Post Rakuten Acquisition, Slice Buys Unroll․Me To Add Email List Control To Its Shopping App

Slice, the shopping and package tracking app acquired by Rakuten earlier this year, has now made an acquisition of its own. It has bought Unroll.Me, an app that lets users roll up and manage mass-email subscriptions and unsubscribe to those that have tipped into the point of being useless spam.

Terms of the deal are not being disclosed, the companies tell me. Unroll.Me was a bootstrapped startup — no outside investors — and it had picked up 1.3 million users, which it calls “Rollers”, since first opening for business in 2011. That’s impressive growth, considering that it only had 100,000 subscribers in August 2013.

Unroll.Me is based in New York, and the two co-founders, Josh Rosenwald and Jojo Hedaya, are both joining Slice, which is run as a subsidiary of Rakuten.

It marks the third U.S.-based acquisition for Rakuten this year, after buying Slice in August and Ebates a month later for $1 billion. Put together, you can see that Rakuten is amassing an interesting group of e-commerce companies that are focused less on the direct purchasing and selling of goods, but services that improve the shopping experience both on Rakuten’s own properties and elsewhere. This gives the company potentially a strong grip on customer data, which could prove to be valuable in its own right in a market where this has become an increasing focus.

It also points to a growing maturity in the e-commerce market overall: people can buy things anywhere but what gives one site an edge over the other is the customer experience: making things run smoothly and giving people the ability to get discounts in the process. Unroll.Me, along with Slice and Ebates, all contribute to that bigger concept.

Rollers, Rosenwald tells me, “will experience no change in their service. It’s a popular and well-loved product, and we want to keep it that way.”

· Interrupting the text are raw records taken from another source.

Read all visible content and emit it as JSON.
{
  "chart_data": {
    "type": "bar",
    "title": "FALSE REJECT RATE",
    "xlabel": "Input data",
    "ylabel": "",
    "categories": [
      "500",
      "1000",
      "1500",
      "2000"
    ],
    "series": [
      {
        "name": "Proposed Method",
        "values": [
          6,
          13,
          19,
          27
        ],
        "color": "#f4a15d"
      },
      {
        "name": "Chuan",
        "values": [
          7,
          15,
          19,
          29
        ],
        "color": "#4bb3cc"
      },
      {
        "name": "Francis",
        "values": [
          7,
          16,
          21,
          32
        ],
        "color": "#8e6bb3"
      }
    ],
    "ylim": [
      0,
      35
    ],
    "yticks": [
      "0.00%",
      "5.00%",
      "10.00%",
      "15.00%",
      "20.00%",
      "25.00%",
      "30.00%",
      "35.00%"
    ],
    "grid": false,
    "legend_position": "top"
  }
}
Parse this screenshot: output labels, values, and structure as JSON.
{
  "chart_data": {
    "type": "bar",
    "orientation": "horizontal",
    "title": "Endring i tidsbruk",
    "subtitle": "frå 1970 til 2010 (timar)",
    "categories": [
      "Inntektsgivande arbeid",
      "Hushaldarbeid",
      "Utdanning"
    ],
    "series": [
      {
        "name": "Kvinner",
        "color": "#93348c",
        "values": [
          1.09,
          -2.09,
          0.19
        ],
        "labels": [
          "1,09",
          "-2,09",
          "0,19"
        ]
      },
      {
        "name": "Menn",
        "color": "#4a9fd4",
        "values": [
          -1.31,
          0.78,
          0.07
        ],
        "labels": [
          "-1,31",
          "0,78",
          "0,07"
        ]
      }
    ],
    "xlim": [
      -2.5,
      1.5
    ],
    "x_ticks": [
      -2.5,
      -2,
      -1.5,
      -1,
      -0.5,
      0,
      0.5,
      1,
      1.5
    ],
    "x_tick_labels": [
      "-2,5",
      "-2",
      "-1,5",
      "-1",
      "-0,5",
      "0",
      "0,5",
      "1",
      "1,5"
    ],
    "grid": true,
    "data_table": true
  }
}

Unroll.Me is a free app that has up to now made money based on advertisements that run inside its app. For now that will remain the primary business model for the service.

But while the two services are to remain standalone for now, it’s like that we will see more integrations ahead.

“The opportunities for us to improve people’s lives by creating value from the information in email are limited only by our imaginations, so we see many avenues to grow the Unroll.me and Slice businesses jointly through the creation of new apps and experiences. We’ll have more new on this soon, stay tuned!” Rosenwald says.

Unroll.Me is a departure but also a complement for Slice. Up to now Slice concentrated on helping consolidate the shopping experience, bringing together both purchasing and shipment information from across different online retailers. Hut it has done so by focusing on analysing data that comes via email. That’s where its model meets that of Unroll.Me.

“Slice and Unroll.Me are attacking the same problem—our inboxes are so cluttered that it’s nearly impossible to find the information that’s important,” Scott Brady, chief executive officer at Slice, said in a statement. “We started with shopping, but we are not finished making email useful again.”

The main logic behind selling up was scale, Rosenwald tells me — a common refrain in the world of e-commerce.

“The Unroll.Me team created an amazing product that achieved mass popularity based almost entirely on people loving the experience and sharing it with their friends,” he says. “By joining the Slice team, we can continue to grow and improve the product even faster with additional resources as well as work with an expanded team of incredibly talented people.”

To date, Slice, which is based in Palo Alto, says it has processed over 175 million items with a purchase value of over $4 billion.